Как нет, когда есть, что я, не вижу, что ли, а слева от него, такие послушные и равнодушные ко всему, то распахиваются, то захлопываются двери лифта.

— На вашем месте, — проговорил мой незнакомый друг, — я не стал бы больше ждать на таком холоде без пальто и шляпы, ни за что не стал бы. Вы подхватите простуду и, чего доброго, умрете. Я тоже пойду, пожалуй… Ах!

Я почувствовал, как горячая волна радости разлилась по его телу. Он шагнул навстречу той, кого ждал. Из подземки вышла хорошенькая девушка в желтовато-коричневой шляпке. Они поздоровались. Их руки соединились. Я слышал, как она говорила ему:

— Я ужасно извиняюсь, Альфред, в самом деле я виновата. Запаздывали омнибусы, и все они были переполнены, даже наверху ни местечка. Ты не можешь себе представить, как я переволновалась, ведь я понимала, что тебя это раздражает…

Она взяла его под руку, и они стали удаляться от подземки.

Невозможно передать, каким покинутым и несчастным я себя почувствовал, как будто мне был голос, грянувший с неба и повергший меня наземь: «Ты обречен быть изгоем, вечным скитальцем, жалким, гонимым, одиноким…»

Я вжался в стену, чтобы меня не было видно. Любящая парочка уходила, направляясь в свой теплый, уютный, счастливый уголок, а для меня в этом мире не было ни теплого уголка, ни дома, ни любви.

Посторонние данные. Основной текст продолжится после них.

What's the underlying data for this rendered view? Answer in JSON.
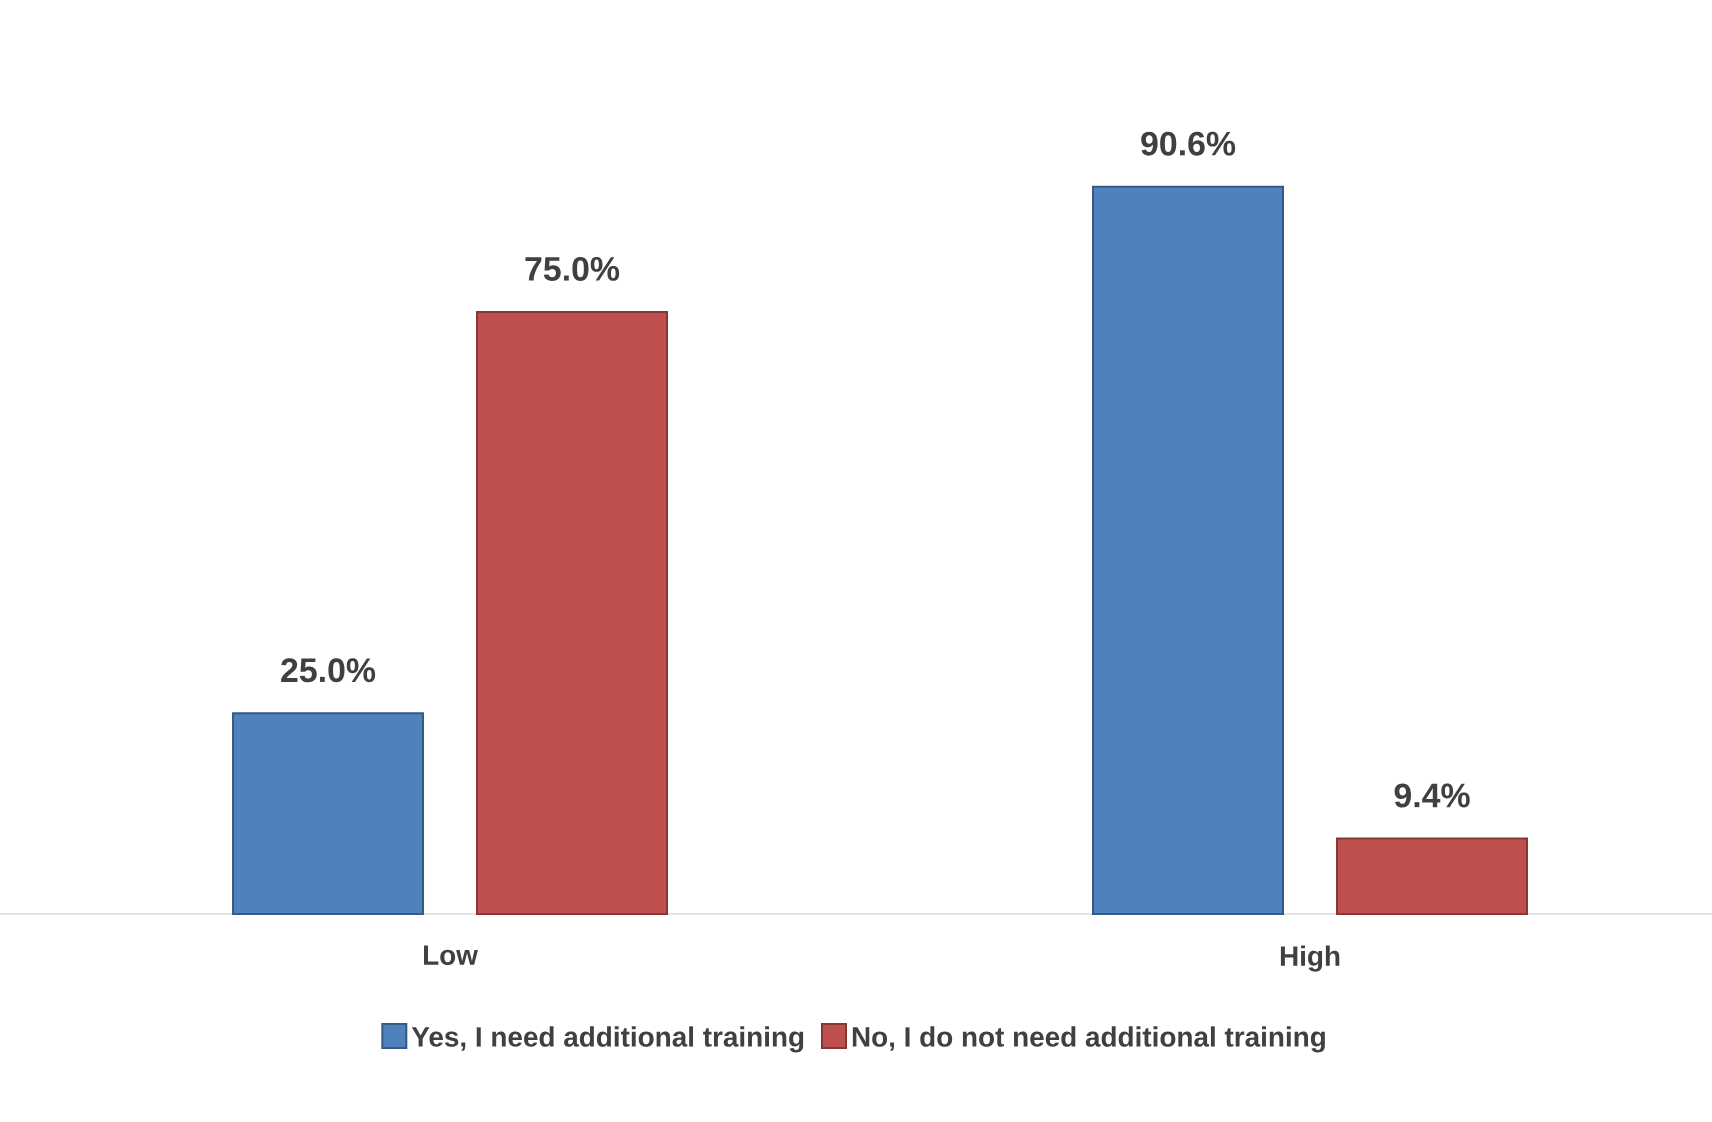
{
  "chart_data": {
    "type": "bar",
    "categories": [
      "Low",
      "High"
    ],
    "legend": "bottom",
    "series": [
      {
        "name": "Yes, I need additional training",
        "color": "#4f81bd",
        "values": [
          25.0,
          90.6
        ],
        "value_labels": [
          "25.0%",
          "90.6%"
        ]
      },
      {
        "name": "No, I do not need additional training",
        "color": "#c0504d",
        "values": [
          75.0,
          9.4
        ],
        "value_labels": [
          "75.0%",
          "9.4%"
        ]
      }
    ]
  }
}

Впереди маячила площадь, и на ее фоне перед моими глазами стали проплывать то высоко, то пониже, в центре, то вокруг милые сердцу картинки: мужья и жены, сидящие у каминов; шуршание ссыпающегося с тележки угля под фонарем угольщика; молодые пары, танцующие щека к щеке под оркестр; красочные, душистые, исполненные душевного тепла подарки дорогому существу; дверь, отворяющаяся на звук любимого голоса; ласковые слова и тихие, сокровенные разговоры; за закрывшейся дверью звон колокольчика, лай собаки, кошка, игрушки, разноцветные бантики и жестяные дудочки — и своевременное осознание подлинности и чистоты отношений, драгоценной дружбы, общей сопричастности таинству рождения и смерти, — осознание, опирающееся на добровольное взаимное согласие; труд, желанный труд ради благополучия дорогого человека… И над всем этим ангельский хор голосов, музыка, перекрывающая шум уличного движения и мерную поступь проходящих мимо людей… Но все это не для меня, такого мне никогда уже не будет дано, отныне я отверженный, я — один.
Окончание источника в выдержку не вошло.